Dos dioses bajaron esta semana del Olimpo del cine para habitar entre nosotros. Conscientes de la complejidad de vender su película sobre Lincoln al consumidor de palomitas medio, Steven Spielberg y Daniel Day-Lewis no hicieron lo que acostumbran sus colegas cuando están en promoción: visitar El hormiguero. En lugar de jugar al quimicefa, ambos artistas eligieron bregarse a lo grande en dos programas de actualidad política, Los desayunos de TVE y Al rojo vivo.

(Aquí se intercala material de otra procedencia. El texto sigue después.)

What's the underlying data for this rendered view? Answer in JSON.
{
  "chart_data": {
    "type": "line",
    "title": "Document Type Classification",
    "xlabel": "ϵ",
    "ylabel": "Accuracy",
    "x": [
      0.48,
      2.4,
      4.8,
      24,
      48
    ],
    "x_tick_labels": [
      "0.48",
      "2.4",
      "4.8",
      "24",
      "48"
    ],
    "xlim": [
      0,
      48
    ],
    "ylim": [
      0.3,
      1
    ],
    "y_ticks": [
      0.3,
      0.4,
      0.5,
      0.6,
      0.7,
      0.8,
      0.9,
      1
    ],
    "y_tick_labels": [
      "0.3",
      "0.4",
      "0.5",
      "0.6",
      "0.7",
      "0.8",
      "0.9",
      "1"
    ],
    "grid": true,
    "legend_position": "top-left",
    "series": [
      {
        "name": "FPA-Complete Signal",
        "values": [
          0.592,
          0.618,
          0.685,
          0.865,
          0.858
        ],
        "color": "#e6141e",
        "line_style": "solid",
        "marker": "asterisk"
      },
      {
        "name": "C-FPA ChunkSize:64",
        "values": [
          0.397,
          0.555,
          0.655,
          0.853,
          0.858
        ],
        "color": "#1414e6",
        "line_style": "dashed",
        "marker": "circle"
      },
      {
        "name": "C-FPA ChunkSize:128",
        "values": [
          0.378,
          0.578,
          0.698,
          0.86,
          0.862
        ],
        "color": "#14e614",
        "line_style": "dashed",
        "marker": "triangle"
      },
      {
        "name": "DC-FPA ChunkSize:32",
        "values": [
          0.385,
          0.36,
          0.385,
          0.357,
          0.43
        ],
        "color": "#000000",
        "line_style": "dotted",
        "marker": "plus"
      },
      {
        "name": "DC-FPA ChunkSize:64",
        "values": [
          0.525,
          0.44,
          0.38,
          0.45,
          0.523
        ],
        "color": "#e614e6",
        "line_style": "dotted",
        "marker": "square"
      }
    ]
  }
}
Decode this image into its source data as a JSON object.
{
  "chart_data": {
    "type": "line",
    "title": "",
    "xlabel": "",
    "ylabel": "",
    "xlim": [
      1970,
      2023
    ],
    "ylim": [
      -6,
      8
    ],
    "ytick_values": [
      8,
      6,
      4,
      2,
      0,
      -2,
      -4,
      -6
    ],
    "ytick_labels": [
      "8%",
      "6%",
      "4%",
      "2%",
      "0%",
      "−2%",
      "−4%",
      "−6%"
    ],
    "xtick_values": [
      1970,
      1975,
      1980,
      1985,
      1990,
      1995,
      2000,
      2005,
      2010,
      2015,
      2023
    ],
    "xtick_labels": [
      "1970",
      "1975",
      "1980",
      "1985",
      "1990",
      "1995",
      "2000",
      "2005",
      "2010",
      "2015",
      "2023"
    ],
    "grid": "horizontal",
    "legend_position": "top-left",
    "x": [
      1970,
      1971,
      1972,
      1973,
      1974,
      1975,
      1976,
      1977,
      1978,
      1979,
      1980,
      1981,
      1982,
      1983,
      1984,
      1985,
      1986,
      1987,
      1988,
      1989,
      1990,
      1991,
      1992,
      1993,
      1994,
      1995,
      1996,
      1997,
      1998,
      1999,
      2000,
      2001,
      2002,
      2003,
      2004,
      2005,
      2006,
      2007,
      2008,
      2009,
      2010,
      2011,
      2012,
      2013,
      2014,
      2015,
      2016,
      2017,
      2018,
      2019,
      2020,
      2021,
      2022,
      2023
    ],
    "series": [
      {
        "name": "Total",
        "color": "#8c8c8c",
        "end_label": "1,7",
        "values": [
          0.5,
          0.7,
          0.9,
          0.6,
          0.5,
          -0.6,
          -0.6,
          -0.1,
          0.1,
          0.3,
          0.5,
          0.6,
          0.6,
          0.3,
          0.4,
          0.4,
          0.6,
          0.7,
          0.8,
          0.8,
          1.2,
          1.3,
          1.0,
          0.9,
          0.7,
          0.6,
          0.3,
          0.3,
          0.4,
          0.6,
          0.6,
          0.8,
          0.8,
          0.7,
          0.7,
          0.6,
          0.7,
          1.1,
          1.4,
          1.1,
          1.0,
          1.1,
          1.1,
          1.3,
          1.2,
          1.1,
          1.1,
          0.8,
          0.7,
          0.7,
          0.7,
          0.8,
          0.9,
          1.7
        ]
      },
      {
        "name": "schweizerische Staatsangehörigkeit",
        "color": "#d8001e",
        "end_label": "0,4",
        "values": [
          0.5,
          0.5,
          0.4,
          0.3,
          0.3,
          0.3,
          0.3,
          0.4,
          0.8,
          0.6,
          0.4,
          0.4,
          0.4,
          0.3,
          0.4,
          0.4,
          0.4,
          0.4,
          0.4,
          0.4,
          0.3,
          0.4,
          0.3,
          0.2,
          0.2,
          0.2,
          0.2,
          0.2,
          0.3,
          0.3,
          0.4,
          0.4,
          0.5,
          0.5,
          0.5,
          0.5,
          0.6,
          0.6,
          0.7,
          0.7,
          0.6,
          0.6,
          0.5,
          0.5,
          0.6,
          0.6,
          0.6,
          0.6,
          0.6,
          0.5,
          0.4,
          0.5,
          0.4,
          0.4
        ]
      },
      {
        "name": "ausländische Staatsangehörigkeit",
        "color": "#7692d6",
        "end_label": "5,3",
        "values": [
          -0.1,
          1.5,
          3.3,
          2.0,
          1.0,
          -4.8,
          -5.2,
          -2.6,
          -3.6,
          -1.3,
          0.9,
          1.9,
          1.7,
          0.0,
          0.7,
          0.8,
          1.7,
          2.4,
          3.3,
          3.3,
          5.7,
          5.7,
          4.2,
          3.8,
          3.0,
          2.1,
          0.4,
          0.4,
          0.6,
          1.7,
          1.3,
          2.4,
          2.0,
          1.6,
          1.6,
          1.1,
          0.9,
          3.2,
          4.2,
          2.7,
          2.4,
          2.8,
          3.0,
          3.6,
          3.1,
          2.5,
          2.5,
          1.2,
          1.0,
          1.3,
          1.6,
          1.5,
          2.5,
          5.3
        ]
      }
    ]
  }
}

Con María Casado se sentaron los dos para disertar sobre Lincoln, Obama, la reforma sanitaria en Estados Unidos y «cierta crisis de confianza» entre ciudadanos y políticos. Apenas una pregunta colateral sobre cine.

La entrevista de La Sexta con el cineasta también versó sobre trampas en política, indignados y desempleo. En ambos casos los artistas fueron consultados como oráculos que albergaran las claves para los problemas del mundo. Tanto, que Spielberg dijo basta. Cuando Casado le preguntó por la posesión de armas en su país, el director la esquivó: «Me encantaría hablar de eso, porque tengo una opinión muy clara sobre el tema, pero no quiero distraerme del respeto que Lincoln merece». O como diría Umbral, yo he venido aquí a hablar de mi libro.